The UDV investigation however has not confirmed any accusations, Srb said.
In 1992, former general Jan Sejna claimed in the United States that doctors from what was then Czechoslovakia took part in experiments performed on the US PoWs.
Sejna emigrated in 1968 and worked for US intelligence.
Srb said the office was also helping uncover information about US soldiers lost during military conflicts.
After World War Two there were about 200 US soldier graves in what is now the Czech Republic and formerly was part of Czechoslovakia.
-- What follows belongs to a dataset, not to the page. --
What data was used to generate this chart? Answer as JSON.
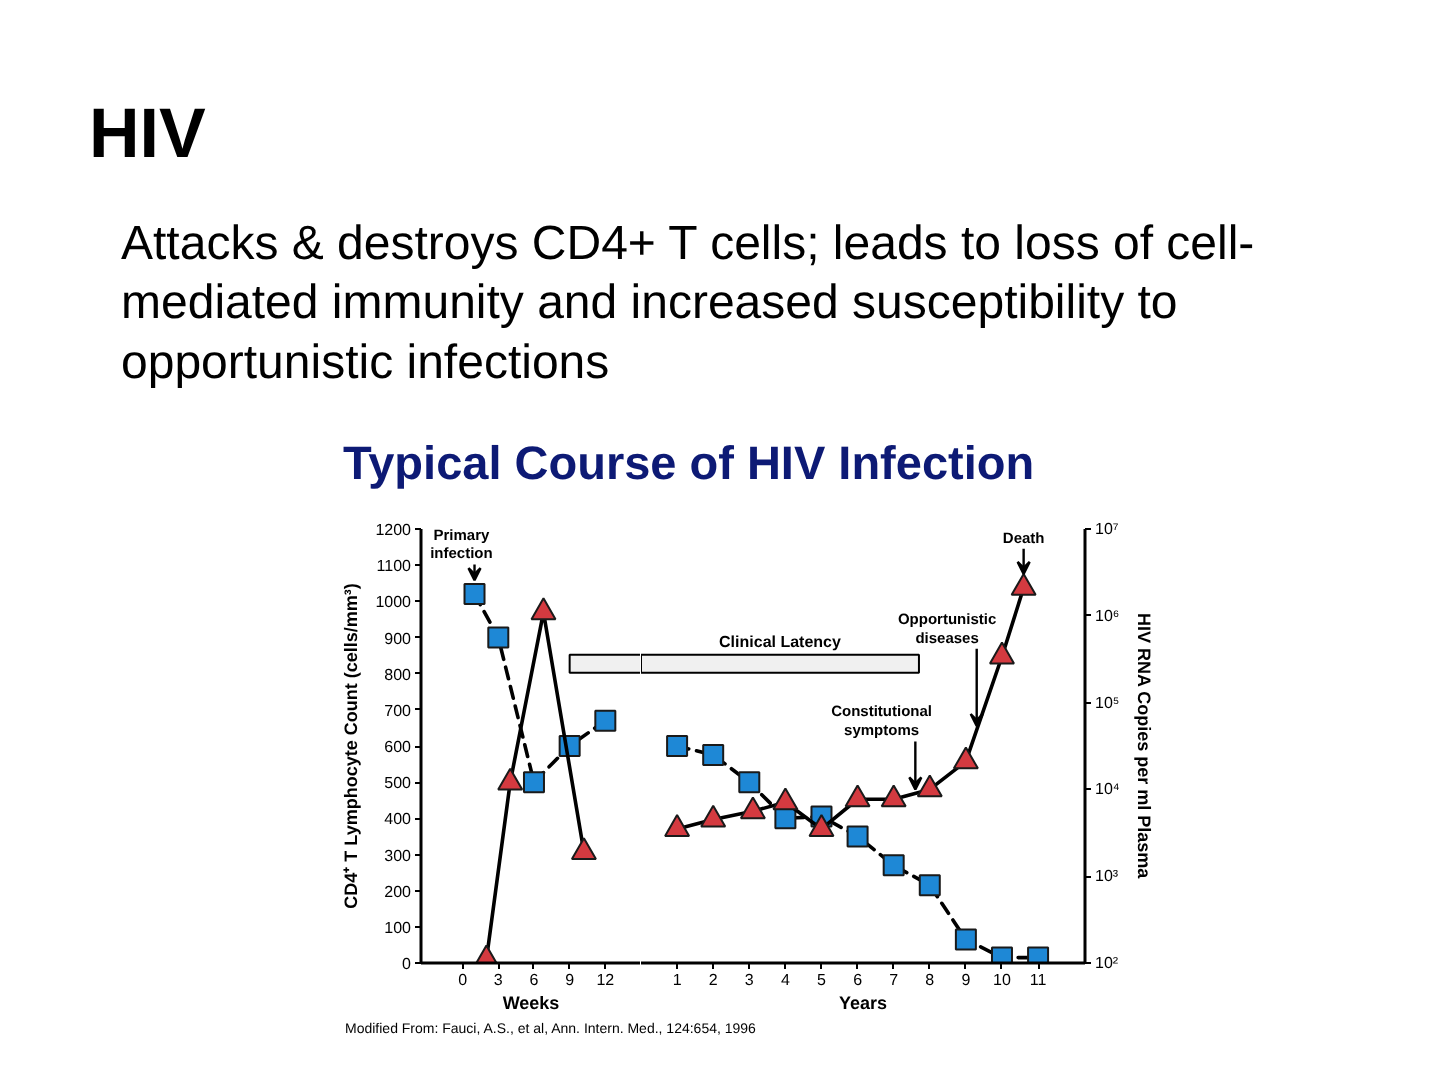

The UDV also uncovered information about 21 US military personnel arrested in Czechoslovakia during the 1950s under communism, most of whom were based in Germany and were lost on the border.
In return, the UDV is seeking help from US authorities in the case of Pavel Minarik, a Czechoslovak communist secret agent who was convicted of planning in the 1970s to bomb US-funded broadcaster Radio Free Europe in Munich, where he worked as a reporter.
The UDV asked US officials to assess the damage such an attack would have caused, to help file charges against him.
Minarik was convicted in 1993 of planning an attack and sentenced to four years in prison. After an appeal a court ordered further investigation by the UDV and the prosecution was halted last year.
The Czech Supreme Court then allowed the prosecution to continue and Minarik faces eight to 15 years in prison.
Radio Free Europe later moved its headquarters from Munich to Prague.